We threw away, gave away, or prepared to sell about 80% of our worldly possessions today. We’re going to vacuum pack a few of our most favorite things (like Charlie’s teddy) and supposedly, the mycotoxins will eventually die. You wait five years and then slowly reintroduce things one item at a time. Then, you wait. You wait to regress, or to get healthy. But I don’t want to spend five years trying to get healthy, just so we can maybe get sick again. When you’re a kid…five years is an eternity. And are we really going to keep everything we own in vacuum sealed bags for half a decade?
It was so painful seeing the kids tears over their favorite things, that we eventually had to send them inside. That worked well, right up until Emma yelled down to us from the window…“Mommy! Why are you getting rid of my Bible…that’s God HOLY WORD!” She is Just. So. Great.

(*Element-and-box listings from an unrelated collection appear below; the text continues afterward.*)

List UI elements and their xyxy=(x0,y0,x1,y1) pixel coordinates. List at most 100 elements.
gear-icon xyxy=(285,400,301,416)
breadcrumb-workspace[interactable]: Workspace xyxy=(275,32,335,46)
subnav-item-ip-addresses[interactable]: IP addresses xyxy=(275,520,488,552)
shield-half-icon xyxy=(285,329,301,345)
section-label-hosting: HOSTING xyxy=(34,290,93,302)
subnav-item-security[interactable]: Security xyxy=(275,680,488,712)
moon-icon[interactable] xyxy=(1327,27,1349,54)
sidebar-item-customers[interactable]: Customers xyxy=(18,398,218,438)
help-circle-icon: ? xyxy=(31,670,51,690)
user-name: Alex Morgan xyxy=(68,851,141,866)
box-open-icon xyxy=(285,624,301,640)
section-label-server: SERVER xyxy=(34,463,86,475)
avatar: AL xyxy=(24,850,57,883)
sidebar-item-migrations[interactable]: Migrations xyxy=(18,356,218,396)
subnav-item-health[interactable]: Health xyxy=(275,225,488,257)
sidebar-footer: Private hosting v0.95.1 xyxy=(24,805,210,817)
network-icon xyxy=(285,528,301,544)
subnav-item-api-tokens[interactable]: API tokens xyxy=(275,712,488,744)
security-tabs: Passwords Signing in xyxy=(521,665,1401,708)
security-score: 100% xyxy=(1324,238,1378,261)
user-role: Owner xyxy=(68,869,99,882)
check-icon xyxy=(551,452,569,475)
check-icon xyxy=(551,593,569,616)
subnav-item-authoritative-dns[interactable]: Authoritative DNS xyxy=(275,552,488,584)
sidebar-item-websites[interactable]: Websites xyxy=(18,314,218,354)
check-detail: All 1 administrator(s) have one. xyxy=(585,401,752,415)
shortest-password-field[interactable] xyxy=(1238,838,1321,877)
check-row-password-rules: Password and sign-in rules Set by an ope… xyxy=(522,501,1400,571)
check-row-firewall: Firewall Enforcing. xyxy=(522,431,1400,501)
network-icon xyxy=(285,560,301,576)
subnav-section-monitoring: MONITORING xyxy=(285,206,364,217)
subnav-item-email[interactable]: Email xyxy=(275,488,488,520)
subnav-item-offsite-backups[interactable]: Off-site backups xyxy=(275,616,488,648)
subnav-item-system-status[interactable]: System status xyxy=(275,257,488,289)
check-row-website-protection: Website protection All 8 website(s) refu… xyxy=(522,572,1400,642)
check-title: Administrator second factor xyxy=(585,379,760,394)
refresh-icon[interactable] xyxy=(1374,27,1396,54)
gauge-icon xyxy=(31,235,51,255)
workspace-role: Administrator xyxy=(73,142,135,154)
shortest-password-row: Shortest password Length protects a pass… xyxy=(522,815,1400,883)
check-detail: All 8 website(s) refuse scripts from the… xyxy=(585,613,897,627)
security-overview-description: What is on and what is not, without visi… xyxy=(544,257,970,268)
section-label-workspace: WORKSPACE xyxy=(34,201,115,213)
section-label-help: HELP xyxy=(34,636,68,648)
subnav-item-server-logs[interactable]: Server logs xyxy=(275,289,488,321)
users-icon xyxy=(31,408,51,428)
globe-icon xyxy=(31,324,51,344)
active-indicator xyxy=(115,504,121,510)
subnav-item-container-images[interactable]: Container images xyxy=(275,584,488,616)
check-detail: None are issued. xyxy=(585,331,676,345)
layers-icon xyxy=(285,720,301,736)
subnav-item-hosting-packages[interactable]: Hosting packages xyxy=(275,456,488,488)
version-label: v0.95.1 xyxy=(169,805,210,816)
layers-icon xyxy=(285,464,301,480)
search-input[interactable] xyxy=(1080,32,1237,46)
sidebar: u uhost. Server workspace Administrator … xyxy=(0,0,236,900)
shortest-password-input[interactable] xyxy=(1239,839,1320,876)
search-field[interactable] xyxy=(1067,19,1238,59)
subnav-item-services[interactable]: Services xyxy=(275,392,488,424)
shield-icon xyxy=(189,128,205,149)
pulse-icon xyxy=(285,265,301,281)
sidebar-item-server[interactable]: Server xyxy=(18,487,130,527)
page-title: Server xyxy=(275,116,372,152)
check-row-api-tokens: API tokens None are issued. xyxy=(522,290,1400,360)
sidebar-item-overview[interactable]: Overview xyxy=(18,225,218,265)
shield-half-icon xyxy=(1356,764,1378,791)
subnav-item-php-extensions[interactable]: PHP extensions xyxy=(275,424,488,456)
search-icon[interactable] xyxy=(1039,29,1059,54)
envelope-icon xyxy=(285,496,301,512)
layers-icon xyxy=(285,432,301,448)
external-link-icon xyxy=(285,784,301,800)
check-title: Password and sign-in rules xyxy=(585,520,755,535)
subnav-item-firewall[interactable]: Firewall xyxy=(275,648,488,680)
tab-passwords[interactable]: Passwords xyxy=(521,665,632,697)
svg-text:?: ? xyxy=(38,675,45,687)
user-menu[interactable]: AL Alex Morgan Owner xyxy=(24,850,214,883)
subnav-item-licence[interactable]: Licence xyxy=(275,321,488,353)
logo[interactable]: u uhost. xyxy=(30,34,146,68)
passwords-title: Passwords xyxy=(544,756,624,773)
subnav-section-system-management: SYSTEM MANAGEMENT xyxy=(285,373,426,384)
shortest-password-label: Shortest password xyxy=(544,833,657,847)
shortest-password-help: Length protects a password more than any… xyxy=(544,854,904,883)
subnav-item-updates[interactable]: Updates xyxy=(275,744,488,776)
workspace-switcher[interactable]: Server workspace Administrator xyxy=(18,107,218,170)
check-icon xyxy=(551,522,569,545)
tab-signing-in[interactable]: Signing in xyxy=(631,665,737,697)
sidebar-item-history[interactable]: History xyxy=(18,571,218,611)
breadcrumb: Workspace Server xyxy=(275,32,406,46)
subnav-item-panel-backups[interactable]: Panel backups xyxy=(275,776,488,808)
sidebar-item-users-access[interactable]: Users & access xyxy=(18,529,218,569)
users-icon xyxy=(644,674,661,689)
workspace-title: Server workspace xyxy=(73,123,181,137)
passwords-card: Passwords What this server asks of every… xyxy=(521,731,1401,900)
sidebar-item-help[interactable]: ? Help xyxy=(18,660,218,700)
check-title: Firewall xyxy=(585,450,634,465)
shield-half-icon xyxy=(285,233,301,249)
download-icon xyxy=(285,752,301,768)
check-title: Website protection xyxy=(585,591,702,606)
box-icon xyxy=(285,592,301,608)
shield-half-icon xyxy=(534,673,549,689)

But we made it. And we did it. Like people who stand in the ashes of a house full of burned things…we survived the slow burn of mycotoxins, and stood in the ashes of our things today.
And one thing got me through it.
A story about a suitcase. My senior year of college one of my dearest friend’s lost her mom to cancer. She was a wonderful, deep, godly lady. And she gave her kids an incredible treasure one night, when she called them together around her bed and gave her favorite people her favorite things. She passed out jewelry and family treasures, and then she said, “I also wanted to share with you the most precious thing.”
And that’s when she pulled out the suitcase.
When her friends first found out that she was sick, they flew all the way from Germany just to give her a special suitcase. The suitcase was filled with letters from all of the people who had been loved through her life. And at the end of her life, she opened the suitcase and said to her kids, “This suitcase is filled with souls. Live for the souls. They are the only thing you can truly take with you from this place.”
As we got ready to sell my great-grandma’s antique red chair, all of my favorite childhood toys, and a thousand other paper and thread type things, I just kept thinking of what really mattered. What really makes it into the suitcase I’m packing for Heaven…through Earths’ long days.
The souls of my precious babies I will someday meet.
The souls of the people around me- people like you- as we walk with one another through this long, hard life.
And the souls of the people I have yet to meet.
We each get one suitcase. And I want to fill mine to the brim with what matters. Not papers from my wedding, or love letters from Reid, or stuff from Anthropologie.
But the souls of the the people, whom God has loved through our lives.